Surprisingly though, a number of Brighton fans commenting on the decision by their fellow Seagulls to report every incident of homophobia have dismissed the more tame offerings as ‘banter’ and something people should, essentially, not get their knickers in a twist over.
One leading Albion website even urged people to think carefully before reporting homophobia directly to the FA because it would lead to club officials having to invest more hours of manpower into its investigations.
True, the same site did suggest it would be more useful to report incidents to the club itself, but many believe it is time to take a stance against this sort of behaviour and that only by letting the FA know the true scale of the problem, will the governing body act appropriately.
A survey by anti-homophobia campaigners quizzed more than 2,000 football fans across Britain.
More than one-in-four said they felt football was anti-gay - with only one-in-three thinking things had improved in the last 20 years.
Two-thirds of fans felt that football would be a better sport if anti-gay abuse and discrimination was eradicated but just one-in-six said they felt their club was going enough to get rid of the problem.
And those behind the study said football clubs would benefit from less homophobia with increased attendances – saying fans would be more likely to attend matches and snap up merchandise if homophobic abuse was less common. Two-in-five lesbian, gay and bisexual fans said they would be more likely to buy match tickets if football was more gay-friendly.
But, if football is to shed its homophobic element (and it seems it is needs to, 70 per cent of fans have heard anti-gay chanting in the last five seasons) then how best to do it?
Obviously fans can do their part by not joining in, not tolerating those who do, and by reporting incidents to the nearest steward or club official, but the argument goes – certainly in Brighton – that short of ejecting an entire away end the clubs’ hands are very much tied.
Perhaps then the changes need to come from within. Brian Clough – the much-loved former Nottingham Forest (and Brighton) boss – is cheered for his approach to football. Indeed, the legend surrounding Ol’ Big Ead continues to this day, fuelled by a host of endearing stories.

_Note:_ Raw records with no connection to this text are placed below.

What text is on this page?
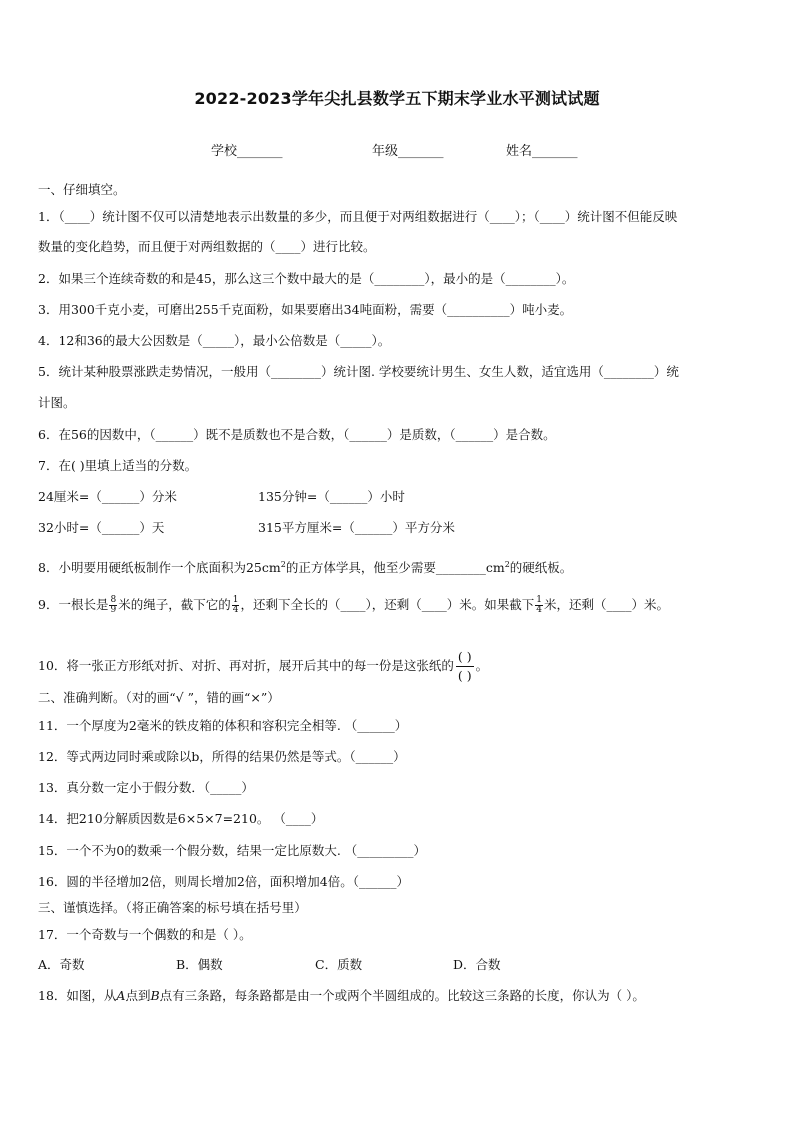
2022-2023学年尖扎县数学五下期末学业水平测试试题
学校_______	年级_______	姓名_______
一、仔细填空。
1．（____）统计图不仅可以清楚地表示出数量的多少，而且便于对两组数据进行（____）；（____）统计图不但能反映
数量的变化趋势，而且便于对两组数据的（____）进行比较。
2．如果三个连续奇数的和是45，那么这三个数中最大的是（________），最小的是（________）。
3．用300千克小麦，可磨出255千克面粉，如果要磨出34吨面粉，需要（__________）吨小麦。
4．12和36的最大公因数是（_____），最小公倍数是（_____）。
5．统计某种股票涨跌走势情况，一般用（________）统计图. 学校要统计男生、女生人数，适宜选用（________）统
计图。
6．在56的因数中，（______）既不是质数也不是合数，（______）是质数，（______）是合数。
7．在( )里填上适当的分数。
24厘米=（______）分米	135分钟=（______）小时
32小时=（______）天	315平方厘米=（______）平方分米
8．小明要用硬纸板制作一个底面积为$25cm^2$的正方体学具，他至少需要$\_\_\_\_\_\_\_\_cm^2$的硬纸板。
9．一根长是 $\frac{8}{9}$ 米的绳子，截下它的 $\frac{1}{4}$ ，还剩下全长的（____），还剩（____）米。如果截下 $\frac{1}{4}$ 米，还剩（____）米。
10．将一张正方形纸对折、对折、再对折，展开后其中的每一份是这张纸的 $\frac{( )}{( )}$ 。
二、准确判断。（对的画“√ ”，错的画“×”）
11．一个厚度为2毫米的铁皮箱的体积和容积完全相等. （______）
12．等式两边同时乘或除以b，所得的结果仍然是等式。（______）
13．真分数一定小于假分数．（_____）
14．把210分解质因数是6×5×7=210。 （____）
15．一个不为0的数乘一个假分数，结果一定比原数大. （_________）
16．圆的半径增加2倍，则周长增加2倍，面积增加4倍。（______）
三、谨慎选择。（将正确答案的标号填在括号里）
17．一个奇数与一个偶数的和是（ ）。
A．奇数	B．偶数	C．质数	D．合数
18．如图，从A点到B点有三条路，每条路都是由一个或两个半圆组成的。比较这三条路的长度，你认为（ ）。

One perhaps not so positive is the conversation he had with Britain’s only high profile gay football to date, Justin Fashanu.
The story goes that Clough cornered the centre-forward and asked him, “Where do you go if you want a loaf of bread? – a baker’s. If you want a leg of lamb? – a butcher’s. So why you keep going to that bloody poofs’ club?”
Attitudes have no doubt moved on since then, and thankfully so. But they still exist in some dressing rooms.
Former Brazil and Chelsea boss Luiz Felipe Scolari was quoted in 2002 as saying, “If I found out that one of my players was gay I would throw him off the team,” and the fact remains that not a single professional football in England is openly out - despite statistics estimating there should be dozens.
The Stonewall research said there was still a culture of fear among footballers, with those who are gay reluctant to admit their sexuality to anyone but their closest friends.
And the charity complained that although homophobic chanting has been outlawed by the FA since 2007, little was being done to actually stop those who persist.
Raj Chandarana, from the Football Supporters’ Federation, said it was up to the entire football community to tackle the problem. He said this week, “It’s about education - making people aware that homophobic chants are unacceptable.
“It can’t always be the FA that needs to have these sanctions. We all need to have the responsibility.”
Heading back to the Brighton messageboards for an update on the debate and many of the comments make for depressing reading – it is difficult to imagine anyone dismissing racist chanting so readily as just ‘banter’ and ‘a bit of fun’.
Perhaps the most depressing strand of this entire issue is that it seems many of the supporters so regularly made the target of homophobic abuse seem to be of the same mindset as those dishing it out.